La conversación continuó, aunque de un modo inconexo. Appleston y Tripham hicieron algunas preguntas sobre la tasación y el precio del maíz en el feudo de Leighton. Llegaron otros profesores: Aylric Churchley, de ciencias naturales, delgado como un palillo, de rostro irascible y algunos mechones de cabello gris levantados sobre su cabeza calva. Tenía un tono de voz tan elevado y estridente que Corbett tuvo que amonestar en silencio a Ranulfo y a Maltote para que no se les escapara la risa. Peter Langton era un hombre pequeño de cara estrecha y bronceada surcada de arrugas con ojos reumáticos, que hacía alabanzas a todo el mundo, especialmente a Churchley, a quien aclamó como el mayor de los médicos de Oxford. Bernard Barnett fue el último en llegar, de cara rechoncha con una frente muy alta, era un tonelete de hombre con ojos brillantes y un labio inferior muy grueso. Tenía la mirada agresiva, como si siempre estuviera dispuesto a discutir por cualquier pretexto, aunque fuese tan ridículo como el de cuántos ángeles podrían sentarse en la punta de un alfiler.

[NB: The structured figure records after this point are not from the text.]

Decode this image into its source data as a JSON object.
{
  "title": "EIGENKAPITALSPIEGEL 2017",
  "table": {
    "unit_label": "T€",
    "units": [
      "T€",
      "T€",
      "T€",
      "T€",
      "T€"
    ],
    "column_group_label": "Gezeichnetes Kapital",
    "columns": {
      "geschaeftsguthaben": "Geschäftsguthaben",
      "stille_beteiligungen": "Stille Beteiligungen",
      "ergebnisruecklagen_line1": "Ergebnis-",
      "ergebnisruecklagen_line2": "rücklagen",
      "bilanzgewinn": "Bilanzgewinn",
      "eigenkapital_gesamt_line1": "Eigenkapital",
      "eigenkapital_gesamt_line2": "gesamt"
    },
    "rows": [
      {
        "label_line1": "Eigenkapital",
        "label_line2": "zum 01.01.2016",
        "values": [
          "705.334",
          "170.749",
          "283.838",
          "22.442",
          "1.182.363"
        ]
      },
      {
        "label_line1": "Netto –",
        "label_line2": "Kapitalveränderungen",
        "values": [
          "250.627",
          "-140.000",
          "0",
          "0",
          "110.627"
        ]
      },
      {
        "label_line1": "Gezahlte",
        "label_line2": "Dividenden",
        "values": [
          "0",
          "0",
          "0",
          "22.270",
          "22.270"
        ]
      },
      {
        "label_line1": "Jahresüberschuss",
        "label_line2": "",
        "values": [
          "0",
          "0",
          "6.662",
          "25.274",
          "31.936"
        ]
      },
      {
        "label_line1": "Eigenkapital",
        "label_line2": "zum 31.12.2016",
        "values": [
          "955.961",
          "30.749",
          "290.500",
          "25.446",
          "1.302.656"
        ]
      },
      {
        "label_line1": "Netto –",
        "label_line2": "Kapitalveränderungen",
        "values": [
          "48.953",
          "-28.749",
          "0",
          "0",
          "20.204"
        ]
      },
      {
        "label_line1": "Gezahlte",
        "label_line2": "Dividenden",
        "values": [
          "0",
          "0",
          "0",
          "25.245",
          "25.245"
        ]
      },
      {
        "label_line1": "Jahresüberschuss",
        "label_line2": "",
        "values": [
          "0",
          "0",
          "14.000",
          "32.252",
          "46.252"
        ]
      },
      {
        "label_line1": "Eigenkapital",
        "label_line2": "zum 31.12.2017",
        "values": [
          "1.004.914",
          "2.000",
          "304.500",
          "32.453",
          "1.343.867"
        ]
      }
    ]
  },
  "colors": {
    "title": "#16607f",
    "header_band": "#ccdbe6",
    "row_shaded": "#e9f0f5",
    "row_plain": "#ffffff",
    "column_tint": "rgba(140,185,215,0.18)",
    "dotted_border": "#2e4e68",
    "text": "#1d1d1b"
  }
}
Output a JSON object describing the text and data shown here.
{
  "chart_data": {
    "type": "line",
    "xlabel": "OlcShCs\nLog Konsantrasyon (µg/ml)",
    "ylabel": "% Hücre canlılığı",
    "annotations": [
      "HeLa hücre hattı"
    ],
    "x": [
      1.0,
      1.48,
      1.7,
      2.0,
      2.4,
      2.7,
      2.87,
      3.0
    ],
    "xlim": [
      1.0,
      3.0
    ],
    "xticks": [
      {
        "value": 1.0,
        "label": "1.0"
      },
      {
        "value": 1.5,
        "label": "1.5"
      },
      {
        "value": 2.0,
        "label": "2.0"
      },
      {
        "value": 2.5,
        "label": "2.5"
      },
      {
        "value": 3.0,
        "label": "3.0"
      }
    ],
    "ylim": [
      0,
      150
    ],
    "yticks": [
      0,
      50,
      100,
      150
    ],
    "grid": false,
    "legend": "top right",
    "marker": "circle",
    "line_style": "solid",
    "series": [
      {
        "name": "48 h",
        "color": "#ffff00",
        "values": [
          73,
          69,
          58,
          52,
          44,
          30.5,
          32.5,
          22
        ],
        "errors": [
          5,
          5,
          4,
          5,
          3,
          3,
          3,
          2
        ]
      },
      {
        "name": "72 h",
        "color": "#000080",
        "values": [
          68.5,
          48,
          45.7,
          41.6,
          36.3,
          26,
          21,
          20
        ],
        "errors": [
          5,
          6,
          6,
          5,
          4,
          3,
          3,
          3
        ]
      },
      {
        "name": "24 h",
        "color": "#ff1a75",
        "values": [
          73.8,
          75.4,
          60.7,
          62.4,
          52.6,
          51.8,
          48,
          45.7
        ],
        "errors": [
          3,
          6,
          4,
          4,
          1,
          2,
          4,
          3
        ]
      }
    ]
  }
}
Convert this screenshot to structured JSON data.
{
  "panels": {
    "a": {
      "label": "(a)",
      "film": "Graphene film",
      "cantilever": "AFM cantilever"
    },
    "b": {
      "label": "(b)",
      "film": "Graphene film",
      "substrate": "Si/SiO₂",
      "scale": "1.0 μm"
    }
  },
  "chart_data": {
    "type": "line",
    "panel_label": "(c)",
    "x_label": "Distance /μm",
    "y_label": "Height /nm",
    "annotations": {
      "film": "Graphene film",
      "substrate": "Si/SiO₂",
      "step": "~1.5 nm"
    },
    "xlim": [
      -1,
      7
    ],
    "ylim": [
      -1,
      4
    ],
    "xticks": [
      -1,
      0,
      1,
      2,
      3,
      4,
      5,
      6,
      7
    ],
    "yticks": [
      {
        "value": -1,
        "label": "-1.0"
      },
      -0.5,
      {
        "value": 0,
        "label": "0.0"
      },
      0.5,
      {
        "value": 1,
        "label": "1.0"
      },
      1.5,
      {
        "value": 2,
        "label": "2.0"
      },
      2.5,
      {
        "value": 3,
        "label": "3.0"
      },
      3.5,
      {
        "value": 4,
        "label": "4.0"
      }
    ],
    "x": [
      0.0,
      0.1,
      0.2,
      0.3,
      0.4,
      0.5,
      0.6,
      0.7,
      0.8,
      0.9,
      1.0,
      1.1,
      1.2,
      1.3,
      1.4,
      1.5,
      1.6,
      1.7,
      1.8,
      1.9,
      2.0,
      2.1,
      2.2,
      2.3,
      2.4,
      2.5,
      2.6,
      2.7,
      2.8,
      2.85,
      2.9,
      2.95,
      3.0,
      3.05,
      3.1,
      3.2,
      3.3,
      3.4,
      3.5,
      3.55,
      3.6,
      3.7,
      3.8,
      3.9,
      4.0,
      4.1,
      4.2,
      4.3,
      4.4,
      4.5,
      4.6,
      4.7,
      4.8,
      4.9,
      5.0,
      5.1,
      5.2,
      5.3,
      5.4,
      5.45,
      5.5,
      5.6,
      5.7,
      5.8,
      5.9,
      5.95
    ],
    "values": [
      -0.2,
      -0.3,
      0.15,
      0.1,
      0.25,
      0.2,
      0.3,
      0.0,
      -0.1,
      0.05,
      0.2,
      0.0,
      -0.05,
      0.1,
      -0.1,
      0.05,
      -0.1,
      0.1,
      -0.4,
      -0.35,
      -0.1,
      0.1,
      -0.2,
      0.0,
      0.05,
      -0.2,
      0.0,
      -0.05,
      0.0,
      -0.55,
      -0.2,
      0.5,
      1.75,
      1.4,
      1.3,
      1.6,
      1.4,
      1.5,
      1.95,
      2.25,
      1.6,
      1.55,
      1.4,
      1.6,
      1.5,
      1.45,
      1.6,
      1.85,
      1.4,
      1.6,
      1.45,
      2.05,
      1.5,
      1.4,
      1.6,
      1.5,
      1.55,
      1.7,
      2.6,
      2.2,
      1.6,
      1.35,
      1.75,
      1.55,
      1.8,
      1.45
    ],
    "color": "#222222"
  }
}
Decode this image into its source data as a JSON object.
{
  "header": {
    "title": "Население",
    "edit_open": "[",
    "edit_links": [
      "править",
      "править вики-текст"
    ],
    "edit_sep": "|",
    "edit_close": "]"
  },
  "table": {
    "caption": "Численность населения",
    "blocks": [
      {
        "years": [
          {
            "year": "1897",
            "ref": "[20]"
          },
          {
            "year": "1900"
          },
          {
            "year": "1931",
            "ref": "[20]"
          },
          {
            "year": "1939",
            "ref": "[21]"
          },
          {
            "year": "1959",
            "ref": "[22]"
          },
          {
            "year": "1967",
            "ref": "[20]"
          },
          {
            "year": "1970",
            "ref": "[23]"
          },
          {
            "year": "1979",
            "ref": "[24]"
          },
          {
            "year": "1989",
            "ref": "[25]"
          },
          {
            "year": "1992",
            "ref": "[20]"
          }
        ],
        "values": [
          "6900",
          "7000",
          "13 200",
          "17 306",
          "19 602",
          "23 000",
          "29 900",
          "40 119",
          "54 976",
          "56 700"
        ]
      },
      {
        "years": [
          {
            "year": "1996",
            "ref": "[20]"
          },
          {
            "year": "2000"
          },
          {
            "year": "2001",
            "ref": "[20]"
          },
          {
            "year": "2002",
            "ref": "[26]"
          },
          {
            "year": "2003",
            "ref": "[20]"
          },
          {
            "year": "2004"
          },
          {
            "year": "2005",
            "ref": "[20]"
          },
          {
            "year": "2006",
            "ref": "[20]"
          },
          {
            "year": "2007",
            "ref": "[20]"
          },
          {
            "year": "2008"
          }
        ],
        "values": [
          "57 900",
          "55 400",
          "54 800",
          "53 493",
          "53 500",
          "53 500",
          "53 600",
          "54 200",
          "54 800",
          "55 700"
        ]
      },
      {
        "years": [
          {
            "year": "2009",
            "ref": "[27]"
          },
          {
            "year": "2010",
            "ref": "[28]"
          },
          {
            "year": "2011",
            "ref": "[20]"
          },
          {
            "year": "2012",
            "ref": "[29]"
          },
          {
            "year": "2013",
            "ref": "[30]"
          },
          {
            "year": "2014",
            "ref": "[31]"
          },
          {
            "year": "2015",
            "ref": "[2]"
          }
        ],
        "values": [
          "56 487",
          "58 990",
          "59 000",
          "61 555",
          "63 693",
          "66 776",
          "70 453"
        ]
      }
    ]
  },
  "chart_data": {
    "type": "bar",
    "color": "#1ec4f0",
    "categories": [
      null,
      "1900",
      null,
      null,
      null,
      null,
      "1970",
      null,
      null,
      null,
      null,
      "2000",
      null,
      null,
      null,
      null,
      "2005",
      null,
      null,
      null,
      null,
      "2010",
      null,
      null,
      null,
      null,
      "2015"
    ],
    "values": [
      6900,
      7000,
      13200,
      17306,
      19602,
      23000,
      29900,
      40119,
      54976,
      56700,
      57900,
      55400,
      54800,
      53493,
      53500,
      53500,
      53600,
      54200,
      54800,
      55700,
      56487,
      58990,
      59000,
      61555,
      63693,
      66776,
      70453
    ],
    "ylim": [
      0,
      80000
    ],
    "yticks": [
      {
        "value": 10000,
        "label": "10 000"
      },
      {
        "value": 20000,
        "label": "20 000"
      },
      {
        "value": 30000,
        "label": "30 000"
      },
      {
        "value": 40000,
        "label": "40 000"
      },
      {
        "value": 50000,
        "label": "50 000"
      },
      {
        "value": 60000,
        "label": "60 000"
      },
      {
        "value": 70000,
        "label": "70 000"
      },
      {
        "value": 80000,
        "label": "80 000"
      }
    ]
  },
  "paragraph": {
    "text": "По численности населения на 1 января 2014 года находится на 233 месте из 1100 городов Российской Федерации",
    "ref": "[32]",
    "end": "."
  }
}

Lady Mathilda regresó y Tripham los guió fuera de la sala a través de un pasillo que conducía al refectorio. Era una estancia muy lujosa de forma oval, acogedora y agradable. La mesa, situada al fondo de la sala, estaba cubierta por un mantel blanco de seda resplandeciente a la luz de las velas de cera de abeja, que se reflejaba en las copas y la cubertería de plata y de peltre. Hermosos tapices y colgaduras que representaban escenas de la vida del rey Arturo pendían de un recubrimiento de madera oscura. Esteras pequeñas cubrían el suelo. En cada esquina habían colocado un brasero que despedía dulces fragancias y varios centros de flores se habían dispuesto sobre los asientos forrados junto a la ventana; su aroma se mezclaba con los olores empalagosos y que hacían la boca agua procedentes de la despensa al fondo de la estancia. Tripham se sentó en un extremo de la mesa, con lady Mathilda a su derecha y Corbett a su izquierda. Ranulfo y Maltote fueron colocados en la otra punta junto a Richard Norreys, que había estado supervisando a los cocineros. Tripham bendijo la mesa, trazando una bendición en el aire tras la que sirvieron la comida: sopa de codorniz seguida de carne de cisne y faisán, adobadas con ricas salsas de vino, y finalmente rosbif con mostaza. Durante toda la comida corrió el vino, servido por unos camareros silenciosos que permanecían de pie en las sombras. Corbett probó de todos los platos y bebió con moderación, pero Ranulfo y Maltote se echaron encima de ellos como lobos hambrientos.
La mayoría de los profesores bebieron copiosamente y comieron con rapidez. Sus rostros adquirieron un tono rosado y aumentó el volumen de voz. Tripham se mantuvo extrañamente silencioso mientras lady Mathilda, cuyo rencor por el vicerregente era obvio, se limitó a mordisquear la comida y a tomar algunos sorbos de vino. De vez en cuando se volvía y empezaba a hablar con Moth mediante aquel lenguaje de signos extraños.
Tripham se reclinó hacia delante.
– Sir Hugo, ¿deseáis decir algunas palabras sobre vuestra presencia en Oxford?
– Sí, señor. En efecto. -Corbett miró al fondo de la mesa-. Quizás este momento sea tan bueno como cualquier otro.